Stubborn Goals: the adaptive value

“The adaptive value of stubborn goals”

  • Humans show strong attachment to goals they have selected.
  • While often framed as a maladaptive bias, we outline three adaptive functions leading to stable goals:
    efficient cognitive resource allocation,
    shielding from interference, and
    scaffolding motivation in the absence of immediate and tangible reward signals.
  • These considerations shape the algorithmic architectures that support naturalistic goal pursuit, such as the mechanisms that select, implement, and revise goals.
  • Understanding how these different mechanisms become miscalibrated may have important implications for characterising alterations in goal commitment affecting mental health.

Humans exhibit a striking tendency to persist with chosen goals. This strong attachment to goals can often appear irrational – a perspective captured by terms such as perseverance or sunk-cost biases.
In this review, we explore how goal commitment could stem from several adaptive mechanisms, including those that optimise cognitive resources, shield decisions from interference, and scaffold motivation in the absence of accessible reward signals.
We propose that these computational considerations have important implications for algorithmic architectures supporting decision making, including separate algorithms for goal selection and implementation, and for monitoring ongoing goals versus alternative sources of reward.
Finally, we discuss how a variety of mechanisms supporting goal commitment and abandonment could relate to dimensions affected in mental health.
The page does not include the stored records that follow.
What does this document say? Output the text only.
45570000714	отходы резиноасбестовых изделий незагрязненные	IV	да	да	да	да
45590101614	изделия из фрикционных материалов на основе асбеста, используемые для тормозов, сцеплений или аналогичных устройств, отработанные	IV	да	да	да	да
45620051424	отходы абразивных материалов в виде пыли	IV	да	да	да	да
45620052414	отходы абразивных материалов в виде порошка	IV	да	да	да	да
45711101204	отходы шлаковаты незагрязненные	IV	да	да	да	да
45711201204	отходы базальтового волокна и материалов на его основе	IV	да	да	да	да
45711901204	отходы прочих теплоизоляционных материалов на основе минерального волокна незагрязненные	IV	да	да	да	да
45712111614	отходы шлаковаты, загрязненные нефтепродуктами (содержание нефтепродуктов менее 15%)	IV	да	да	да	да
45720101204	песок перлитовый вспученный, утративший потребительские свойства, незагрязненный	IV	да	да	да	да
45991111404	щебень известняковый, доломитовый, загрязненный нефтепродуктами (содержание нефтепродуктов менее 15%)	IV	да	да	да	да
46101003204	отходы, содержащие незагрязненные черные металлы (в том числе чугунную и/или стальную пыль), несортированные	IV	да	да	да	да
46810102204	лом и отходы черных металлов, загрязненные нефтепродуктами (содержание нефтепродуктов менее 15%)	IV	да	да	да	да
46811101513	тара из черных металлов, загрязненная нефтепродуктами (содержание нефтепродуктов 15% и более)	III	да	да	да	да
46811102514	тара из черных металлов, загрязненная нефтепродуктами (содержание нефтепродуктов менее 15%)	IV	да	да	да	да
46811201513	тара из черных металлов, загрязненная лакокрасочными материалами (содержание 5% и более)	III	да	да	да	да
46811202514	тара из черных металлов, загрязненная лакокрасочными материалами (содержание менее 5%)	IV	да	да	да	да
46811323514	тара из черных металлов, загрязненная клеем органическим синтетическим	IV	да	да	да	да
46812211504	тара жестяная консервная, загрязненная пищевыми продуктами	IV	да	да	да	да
Adaptive mechanisms leading to stable goals.
(A) Goal commitment could arise from efficient use of cognitive resources – for example, allowing cognitive resources to be used for implementing the goal (e.g., shopping for lasagna ingredients), rather than continuously deliberating about alternative goals (e.g., when faced with ingredients for other possible recipes).
(B) Mechanisms that limit reconsideration of alternative options after goal selection may help insulate decision making from transient fluctuations in preferences, for example, the short-term temptation of getting a take-out. These mechanisms could shield long-term goals from interference while leading to goal commitment.
(C) Beyond their role in constraining the space of options, goal selection can generate motivational signals that could shape behaviour in the absence of external rewards. This would lead to stable goals by making pursuit of the goal intrinsically valuable. For example, the motivation to complete self-imposed goals during play – such as a child carefully assembling a Lego lasagne – could promote learning and exploration. In turn, this ‘scaffolding’ role of goals extends into adulthood, particularly when the connection between behaviour and the target outcome requires support through an intermediate reward signal.

Humans have the extraordinary capacity to be captivated by the goals we choose. This often manifests as a strong reluctance to abandon goals – even in the face of high costs or better alternatives. Rather than viewing this tendency as a maladaptive bias, we suggest it reflects an adaptive set of mechanisms that solve key computational challenges. Stable goals may stem from optimisation of cognitive resources, shielding long-term goals from interference, and scaffolding complex behaviour in the absence of basic reward signals. Considering these adaptive functions will be key to developing algorithmic models capturing the central role of goals in decision making. In turn, characterising the different ways these processes could be miscalibrated will provide crucial insights for understanding disruptions of goal commitment affecting mental health.